Paper TF-TuM1
Study of Growth Process and Structures of Carbon Nanowalls Synthesized Using Radical Injection Plasma Enhanced CVD

Tuesday, October 16, 2007, 8:00 am, Room 613/614

Carbon nanostructures, such as fullerene, carbon nanotubes and carbon nanowalls (CNWs) have received great attention for several applications, due to their outstanding physical, chemical and mechanical properties. Among a variety of nanocarbons, CNWs are considered as two-dimensional carbon nanostructures. CNWs are the graphite nanostructure with edges, which comprise the stacks of plane graphene sheets standing almost vertically on the substrate, forming a unique nanostructure similar to a maze with high aspect ratio. The large surface area and sharp edges of CNWs are useful as templates for the fabrication of other types of nanostructured materials, which have potential various applications such as in energy storage and electrodes for fuel cell as well as an electron field emitter. We have successfully synthesized CNWs using the radical injection plasma enhanced chemical vapor deposition (RI-PECVD) employing C₂F₆ and H₂ gases. The system consists of a parallel-plate capacitively coupled plasma (CCP) region and a surface wave microwave excited H₂ plasma (H₂-SWP) region over the CCP. Using this system, the heated substrate was showered with fluorocarbon radicals as well as plenty of H atoms in a controlled manner.

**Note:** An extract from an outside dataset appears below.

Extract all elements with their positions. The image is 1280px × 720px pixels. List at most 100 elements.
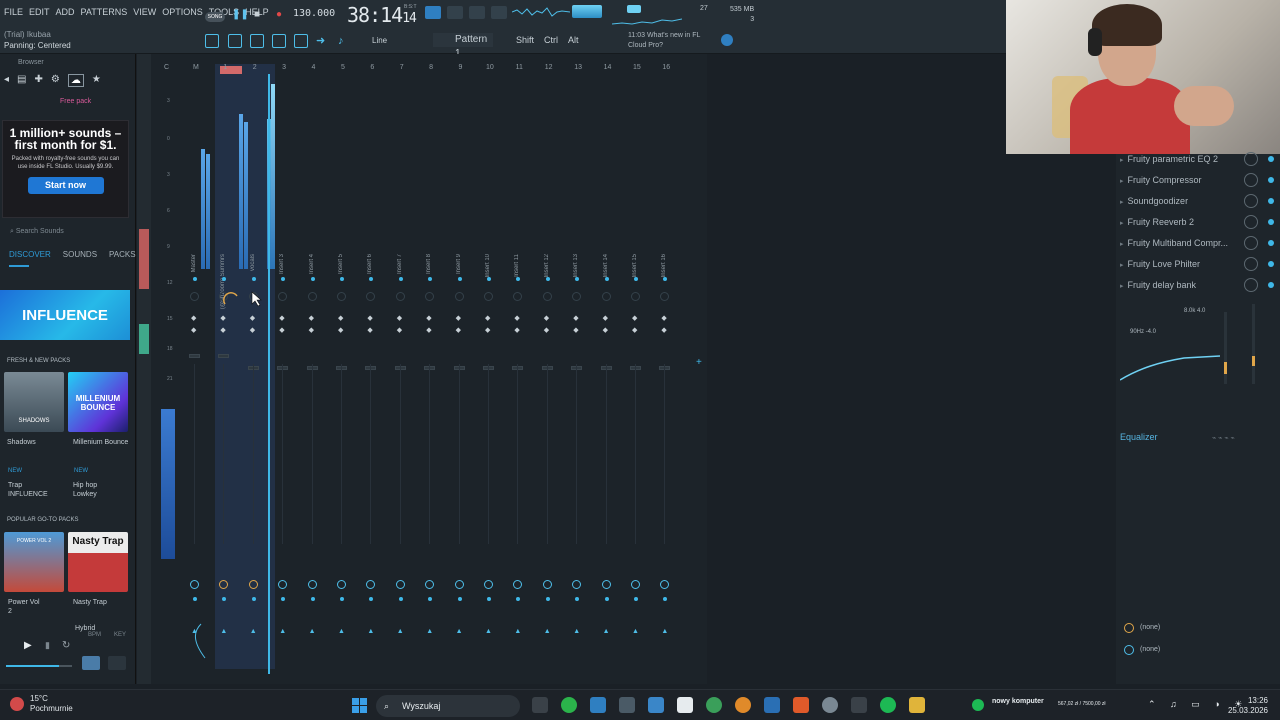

Considering the practical applications of CNWs, further investigations are required to clarify the growth mechanism and to control their structures and properties. Furthermore, it would be useful to investigate the etching characteristics of CNWs for the modification of CNWs structure or pattern transfer of CNWs to other materials. CNWs were evaluated by Raman spectroscopy, TEM, ellipsometry and XPS measurements. In the initial stage of CNWs growth on a Si substrate by RI-PECVD, we have confirmed that a thin layer of approximately 10 nm in thickness was deposited in the first 1 min, and subsequently CNWs grew in the vertical direction from a lot of nuclei on this thin film. This thin film was found to be amorphous carbon with a little amount of fluorine. The CNWs film with the bottom amorphous carbon layer was exfoliated from the Si substrate. Both sides of the detached CNWs film were etched by Ar/H₂ plasma. The etching rates of CNWs and amorphous carbon thin film were 140 and 15 nm/min, respectively. It is noted that after the removal of amorphous carbon thin film, the morphology of the CNWs was still maintained on the backside, resulting in the formation of free-standing CNWs filter or membrane.